Intelligent data aggregation economically collects and shares data in users' preferred format, whenever they wish to access it. The technology shares this data in a secure fashion directly into the supply chain in an independent and agnostic manner, so users can access the most recent information at the instant they request it.

Ideally, an aggregator should provide data to Big Data applications by utilising IT-centric protocols (like SNMP, ODBC, and web services) and secure automation industry standards (like OPC UA). This allows for open connectivity between different systems to share data across remote networks. By working with these types of protocols and standards, companies will not have to deal with the challenges presented by traditional SCADA protocols, such as the transmission of large volumes of events, live unsecure information, and siloed data. Furthermore, these protocols and standards will provide the aggregator with the real-time support needed to ensure consistency in its performance and ability to communicate with existing technologies, which is key to consolidating and transferring data directly to a Big Data solution for analytics, modeling, and optimisation.

Benefits of Big Data Analytics
Once a company has deployed (or implemented) a proper aggregator and accompanying tools, they can begin reaping the benefits of Big Data solutions. There are a number of ways these solutions can positively impact organisations. Some of the most common benefits for Oil & Gas companies are :

Measurement: Big Data solutions can compare all process operations across oil or gas transport systems, and when they find an exception or potential issue, users are able to dig down further to examine the process, site, and or instrumentation. Measurement data can also be used for allocation and accounting purposes.

Remote Troubleshooting: On a similar note, having instant access to data and operational trends means that staff no longer has to manually collect/compile data and examine it before addressing a situation.

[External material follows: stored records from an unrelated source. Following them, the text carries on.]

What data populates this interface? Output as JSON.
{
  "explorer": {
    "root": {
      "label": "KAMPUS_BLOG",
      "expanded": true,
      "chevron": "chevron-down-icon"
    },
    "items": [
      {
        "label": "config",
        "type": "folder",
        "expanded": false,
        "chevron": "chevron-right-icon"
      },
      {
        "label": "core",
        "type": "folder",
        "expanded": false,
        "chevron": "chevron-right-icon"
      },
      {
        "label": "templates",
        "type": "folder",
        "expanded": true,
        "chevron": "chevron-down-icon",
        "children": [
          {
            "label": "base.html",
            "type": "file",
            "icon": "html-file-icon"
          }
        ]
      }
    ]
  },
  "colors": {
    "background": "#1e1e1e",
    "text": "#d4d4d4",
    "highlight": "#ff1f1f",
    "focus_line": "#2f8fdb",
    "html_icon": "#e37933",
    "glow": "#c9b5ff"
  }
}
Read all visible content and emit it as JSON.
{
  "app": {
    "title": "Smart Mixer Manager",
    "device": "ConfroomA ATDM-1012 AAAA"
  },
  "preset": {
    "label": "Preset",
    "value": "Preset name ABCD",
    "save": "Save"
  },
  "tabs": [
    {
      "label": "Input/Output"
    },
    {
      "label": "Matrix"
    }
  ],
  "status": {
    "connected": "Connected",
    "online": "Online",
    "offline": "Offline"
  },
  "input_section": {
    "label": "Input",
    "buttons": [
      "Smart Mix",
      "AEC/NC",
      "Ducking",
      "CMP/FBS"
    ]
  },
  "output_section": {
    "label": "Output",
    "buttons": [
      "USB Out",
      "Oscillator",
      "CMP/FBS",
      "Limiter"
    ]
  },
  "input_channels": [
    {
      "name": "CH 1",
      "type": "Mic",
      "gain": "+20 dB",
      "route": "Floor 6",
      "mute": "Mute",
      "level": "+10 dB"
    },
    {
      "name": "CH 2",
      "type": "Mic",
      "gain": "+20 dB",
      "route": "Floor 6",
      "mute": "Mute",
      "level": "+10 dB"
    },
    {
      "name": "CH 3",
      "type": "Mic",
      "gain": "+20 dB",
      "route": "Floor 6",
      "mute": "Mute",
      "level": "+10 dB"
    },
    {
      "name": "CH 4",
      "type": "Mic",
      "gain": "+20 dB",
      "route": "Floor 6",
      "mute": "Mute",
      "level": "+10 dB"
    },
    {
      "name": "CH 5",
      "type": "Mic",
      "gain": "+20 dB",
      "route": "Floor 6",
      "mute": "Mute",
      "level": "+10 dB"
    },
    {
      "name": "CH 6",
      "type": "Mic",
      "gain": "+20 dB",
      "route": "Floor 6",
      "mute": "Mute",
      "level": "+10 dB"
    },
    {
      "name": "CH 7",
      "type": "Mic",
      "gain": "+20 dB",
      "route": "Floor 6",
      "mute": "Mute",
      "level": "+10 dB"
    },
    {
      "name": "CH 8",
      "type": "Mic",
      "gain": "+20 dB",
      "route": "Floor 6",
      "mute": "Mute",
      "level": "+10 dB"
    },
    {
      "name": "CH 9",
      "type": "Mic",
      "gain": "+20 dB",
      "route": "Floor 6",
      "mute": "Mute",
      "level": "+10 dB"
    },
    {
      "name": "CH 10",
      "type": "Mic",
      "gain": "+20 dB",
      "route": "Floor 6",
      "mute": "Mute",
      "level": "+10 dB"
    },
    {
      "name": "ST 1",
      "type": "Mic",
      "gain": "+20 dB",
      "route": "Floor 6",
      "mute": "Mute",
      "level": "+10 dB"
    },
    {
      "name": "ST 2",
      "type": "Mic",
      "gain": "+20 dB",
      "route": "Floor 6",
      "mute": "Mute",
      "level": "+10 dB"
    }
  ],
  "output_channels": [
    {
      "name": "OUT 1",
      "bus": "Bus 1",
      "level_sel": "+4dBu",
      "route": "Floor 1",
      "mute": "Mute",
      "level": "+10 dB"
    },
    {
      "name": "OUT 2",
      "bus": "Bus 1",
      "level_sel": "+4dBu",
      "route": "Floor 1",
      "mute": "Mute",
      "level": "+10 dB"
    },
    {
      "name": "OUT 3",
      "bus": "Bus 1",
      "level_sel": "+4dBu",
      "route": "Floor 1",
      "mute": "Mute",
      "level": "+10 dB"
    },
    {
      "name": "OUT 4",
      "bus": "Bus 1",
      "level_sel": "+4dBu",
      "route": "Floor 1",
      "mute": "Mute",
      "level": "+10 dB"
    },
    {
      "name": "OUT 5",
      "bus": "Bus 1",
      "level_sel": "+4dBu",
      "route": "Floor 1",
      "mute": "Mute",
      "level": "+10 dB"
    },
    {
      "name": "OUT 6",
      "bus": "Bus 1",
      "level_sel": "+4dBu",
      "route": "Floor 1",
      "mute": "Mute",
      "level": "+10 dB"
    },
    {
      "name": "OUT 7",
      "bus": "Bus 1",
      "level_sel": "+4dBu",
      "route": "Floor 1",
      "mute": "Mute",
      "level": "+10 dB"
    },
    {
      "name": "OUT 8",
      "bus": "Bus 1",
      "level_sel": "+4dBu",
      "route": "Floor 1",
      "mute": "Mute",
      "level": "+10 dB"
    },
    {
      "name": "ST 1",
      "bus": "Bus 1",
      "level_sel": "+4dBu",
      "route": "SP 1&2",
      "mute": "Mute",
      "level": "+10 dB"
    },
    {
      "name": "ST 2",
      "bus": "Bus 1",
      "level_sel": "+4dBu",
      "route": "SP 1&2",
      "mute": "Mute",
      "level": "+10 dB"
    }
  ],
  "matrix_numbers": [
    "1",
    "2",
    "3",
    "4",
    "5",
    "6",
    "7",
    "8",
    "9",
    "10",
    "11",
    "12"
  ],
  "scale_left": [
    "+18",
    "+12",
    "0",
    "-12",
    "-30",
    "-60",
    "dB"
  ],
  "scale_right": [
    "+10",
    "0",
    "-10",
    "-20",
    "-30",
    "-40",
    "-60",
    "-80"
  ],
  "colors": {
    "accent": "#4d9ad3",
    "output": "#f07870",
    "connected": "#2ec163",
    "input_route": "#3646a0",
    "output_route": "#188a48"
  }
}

This allows potential problems to be addressed sooner and gives staff the freedom to focus on other tasks after the fact, as the Big Data software will continue monitoring that specific issue.

Predictive Maintenance: As the aforementioned offshore company demonstrates, recognising and addressing equipment issues well in advance gives users the opportunity to fix them before they become a real problem, eliminating downtime that could cost a company millions of dollars .

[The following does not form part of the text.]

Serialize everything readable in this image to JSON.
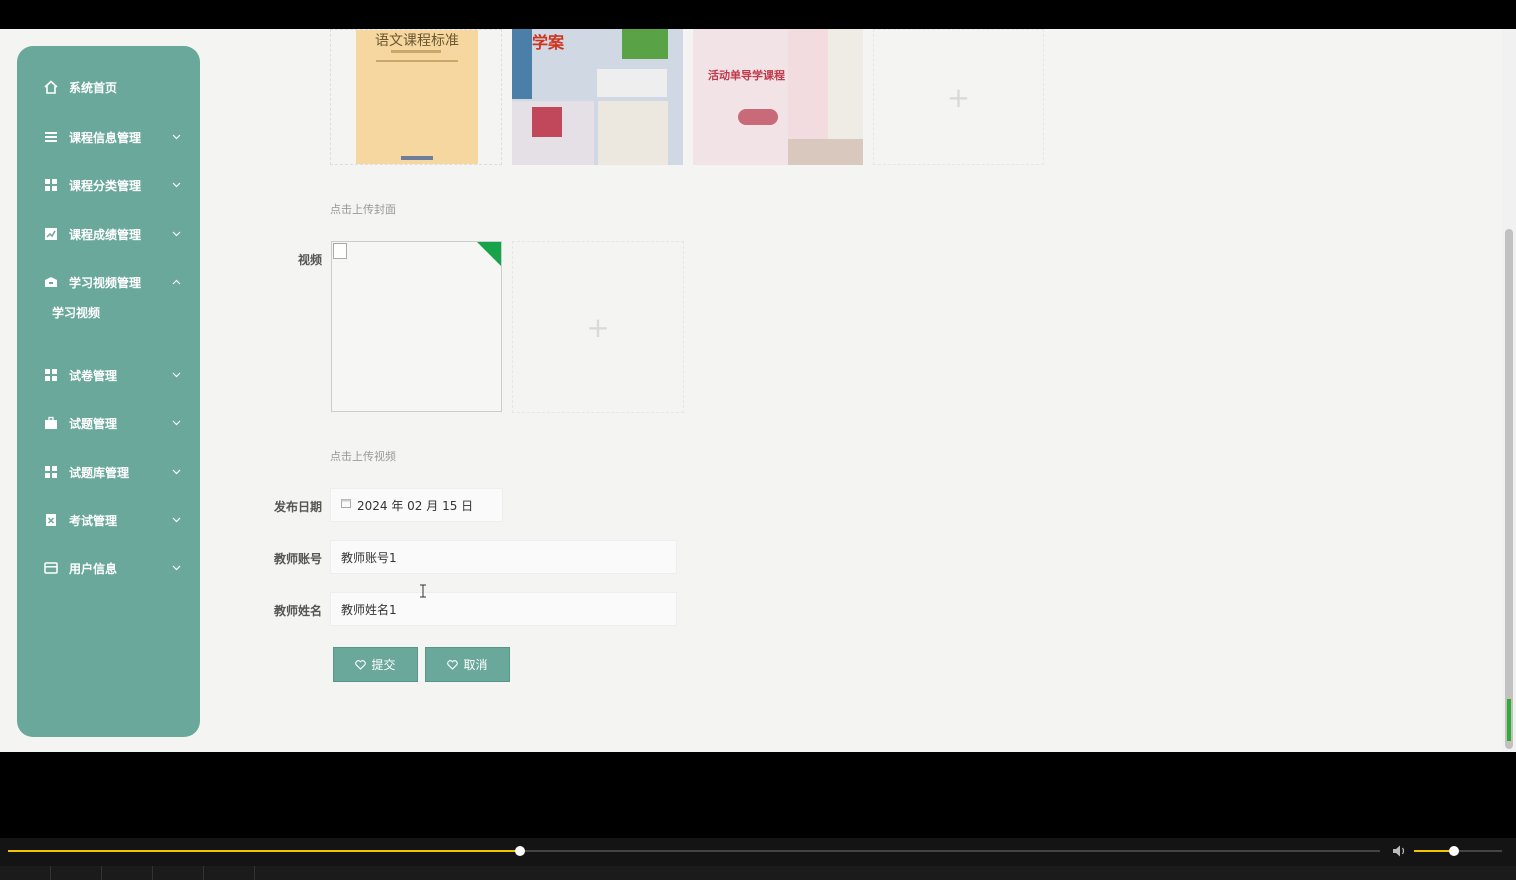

Safety: Big Data technology can improve warning sign detection and ensure compliance with safety regulations and other regulatory reporting requirements.

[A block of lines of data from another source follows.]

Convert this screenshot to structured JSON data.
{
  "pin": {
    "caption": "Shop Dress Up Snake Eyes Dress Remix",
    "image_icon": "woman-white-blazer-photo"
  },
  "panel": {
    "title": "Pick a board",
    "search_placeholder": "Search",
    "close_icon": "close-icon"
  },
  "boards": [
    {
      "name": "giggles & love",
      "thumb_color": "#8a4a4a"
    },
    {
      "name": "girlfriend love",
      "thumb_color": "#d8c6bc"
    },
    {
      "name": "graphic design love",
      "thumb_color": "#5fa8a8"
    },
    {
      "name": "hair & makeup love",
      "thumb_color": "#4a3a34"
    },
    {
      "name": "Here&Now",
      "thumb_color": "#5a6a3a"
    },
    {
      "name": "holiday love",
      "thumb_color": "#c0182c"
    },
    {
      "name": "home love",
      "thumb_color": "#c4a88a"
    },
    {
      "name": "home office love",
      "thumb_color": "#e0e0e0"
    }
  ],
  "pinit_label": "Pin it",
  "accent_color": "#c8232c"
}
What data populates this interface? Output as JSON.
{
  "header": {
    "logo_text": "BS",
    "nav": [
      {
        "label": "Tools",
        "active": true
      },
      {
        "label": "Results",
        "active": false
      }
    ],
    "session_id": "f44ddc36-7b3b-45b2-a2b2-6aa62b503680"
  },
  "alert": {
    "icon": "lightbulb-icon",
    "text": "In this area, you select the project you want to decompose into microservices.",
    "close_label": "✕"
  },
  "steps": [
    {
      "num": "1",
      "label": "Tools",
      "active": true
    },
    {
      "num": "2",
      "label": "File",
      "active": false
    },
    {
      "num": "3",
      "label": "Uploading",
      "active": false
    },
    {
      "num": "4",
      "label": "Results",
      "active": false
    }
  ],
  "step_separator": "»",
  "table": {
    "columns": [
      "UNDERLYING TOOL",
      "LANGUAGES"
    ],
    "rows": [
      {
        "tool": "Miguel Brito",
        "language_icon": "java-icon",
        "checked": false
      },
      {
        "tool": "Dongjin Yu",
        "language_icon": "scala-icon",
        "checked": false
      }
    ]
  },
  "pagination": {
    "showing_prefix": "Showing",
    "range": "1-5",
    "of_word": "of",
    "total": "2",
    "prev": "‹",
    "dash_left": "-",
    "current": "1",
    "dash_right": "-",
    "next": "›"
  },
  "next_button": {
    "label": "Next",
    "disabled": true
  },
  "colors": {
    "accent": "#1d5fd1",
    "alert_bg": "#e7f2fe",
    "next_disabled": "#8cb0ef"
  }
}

Furthermore, an Intelligent Data Aggregator can be used to provide data not only to the Big Data/IIoT applications previously discussed, but also to traditional control applications like SCADA, Historian, and Measurement software-as well as to reporting tools for regulatory requirements. This 'one-stop shopping' approach to an enterprise’s data collection needs greatly simplifies the configuration and management of applications and provides optimal communication efficiencies across a network as it can reduce the number of redundant requests for data from devices by multiple applications that need their data. It also frees up devices to use their CPU processing power for their intended use—process control-and not for servicing needlessredundant data requests.

Conclusion
Big Data and the Industrial Internet of Things are certainly here to stay, and they are demonstrating their value to companies within all sectors of the Oil & Gas industry. Whether a company is primarily focused on short-term or long-term goals, utilising these technologies to analyse and address efficiency issues will put them in a better position to remain a competitive player in the industry, regardless of fluctuating oil prices. With the appropriate intelligent data aggregation technology in place, operators can reap the benefits of secure, optimised data sharing without redesigning a company's infrastructure.